While I was hiding out in the staff room, she spent the entire time interrogating my coworker about me—asking where I was, what I was doing, and when I’d be back. She had zero interest in him; she was purely obsessed with finding me. Luckily, my colleague kept his cool, told her he had no idea where I was, and did his best to shut down the discussion and keep her away from me.
The Date Crasher: Sometime later, I met a third girl who immediately started aggressively flirting with me, constantly bragging about her career and ambitions. I found it a bit bizarre and frankly didn’t have time for it, so I ignored her. A day later, she spotted me out on a date with another girl and completely lost her mind. She did everything in her power to ruin my night. I ended up having to apologize to my date, cut the evening short, and physically move locations just to escape this uninvited third wheel.
Flipping the Script: Protecting My Own Team
I respect when people have ambition and don’t give up on their dreams, but there is a hard boundary here: if a girl tells you “no” multiple times, just stop already! At that point, you aren’t being romantic, you are actively scaring her.
A Contrast in Leadership: Sometime after dealing with those three unstable situations, I found myself running my own hostel business as the boss. One of my employees, a young girl, was having frequent, exhausting problems with aggressive male clients. They wouldn’t stop flirting with her, and at times, they would literally surround her at the front desk—sometimes up to four guys at once—making her incredibly uncomfortable.

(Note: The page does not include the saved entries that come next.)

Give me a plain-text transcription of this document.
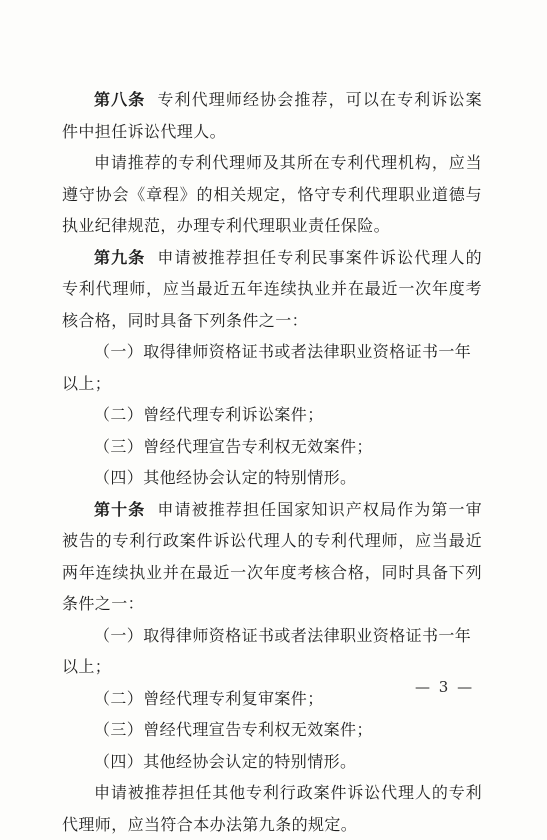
第八条 专利代理师经协会推荐，可以在专利诉讼案件中担任诉讼代理人。

申请推荐的专利代理师及其所在专利代理机构，应当遵守协会《章程》的相关规定，恪守专利代理职业道德与执业纪律规范，办理专利代理职业责任保险。

第九条 申请被推荐担任专利民事案件诉讼代理人的专利代理师，应当最近五年连续执业并在最近一次年度考核合格，同时具备下列条件之一：

（一）取得律师资格证书或者法律职业资格证书一年以上；

（二）曾经代理专利诉讼案件；

（三）曾经代理宣告专利权无效案件；

（四）其他经协会认定的特别情形。

第十条 申请被推荐担任国家知识产权局作为第一审被告的专利行政案件诉讼代理人的专利代理师，应当最近两年连续执业并在最近一次年度考核合格，同时具备下列条件之一：

（一）取得律师资格证书或者法律职业资格证书一年以上；

（二）曾经代理专利复审案件；

（三）曾经代理宣告专利权无效案件；

（四）其他经协会认定的特别情形。

申请被推荐担任其他专利行政案件诉讼代理人的专利代理师，应当符合本办法第九条的规定。

— 3 —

I was already used to dealing with the absolute worst of it—breaking up physical fights, handling drug users, and managing aggressive homeless people who made trouble on the property. Dealing with aggressive clients was practically my specialty. My ultimate goal was always crystal clear: to make sure absolutely everyone inside that hostel remained completely safe.
I remember one specific time a client was crossing the line and making her feel unsafe, and she literally stepped back and hid physically behind my back. Because of my experience, I was more than ready to step in, shut it down, and protect her. But it also made me realize how heavy the situation was—I was still her boss, after all, not her boyfriend, and she shouldn’t have been put in a position where she felt that threatened at work.
Remembering how my first employers had entirely failed to protect my boundaries when I was young, I knew I had to handle things systematically. I couldn’t be at the desk with her every single second. One day, she asked me if she could just tell these pushy clients that she was in a relationship with me/her boss. We were both single at the time, so I told her it was a good idea.
The fake cover story actually made a ton of sense to outsiders, because the reality of the job meant I was naturally spending a lot of time working closely with her anyway. I knew the clients wouldn’t dare hassle her if they believed we were together. First of all, it was my property, and they knew I had the authority to throw them out on the street if I wished. Second, I was always around somewhere taking care of business, and they knew it. Once we put that fake relationship shield in place, it worked perfectly, and things got significantly better for her.
Conclusion
Obsession works so well because it takes a very real, very intense fear—the realization that you are the object of affection for someone who has completely lost their grip on reality and turns the volume up to eleven. Much like Freddy Krueger, an obsessed person is a hunter you can’t easily escape, especially when society or your own employers dismiss the danger with a laugh. It’s smart, it’s terrifyingly relatable, and it proves you don’t need hundreds of millions of dollars to tell a gripping story.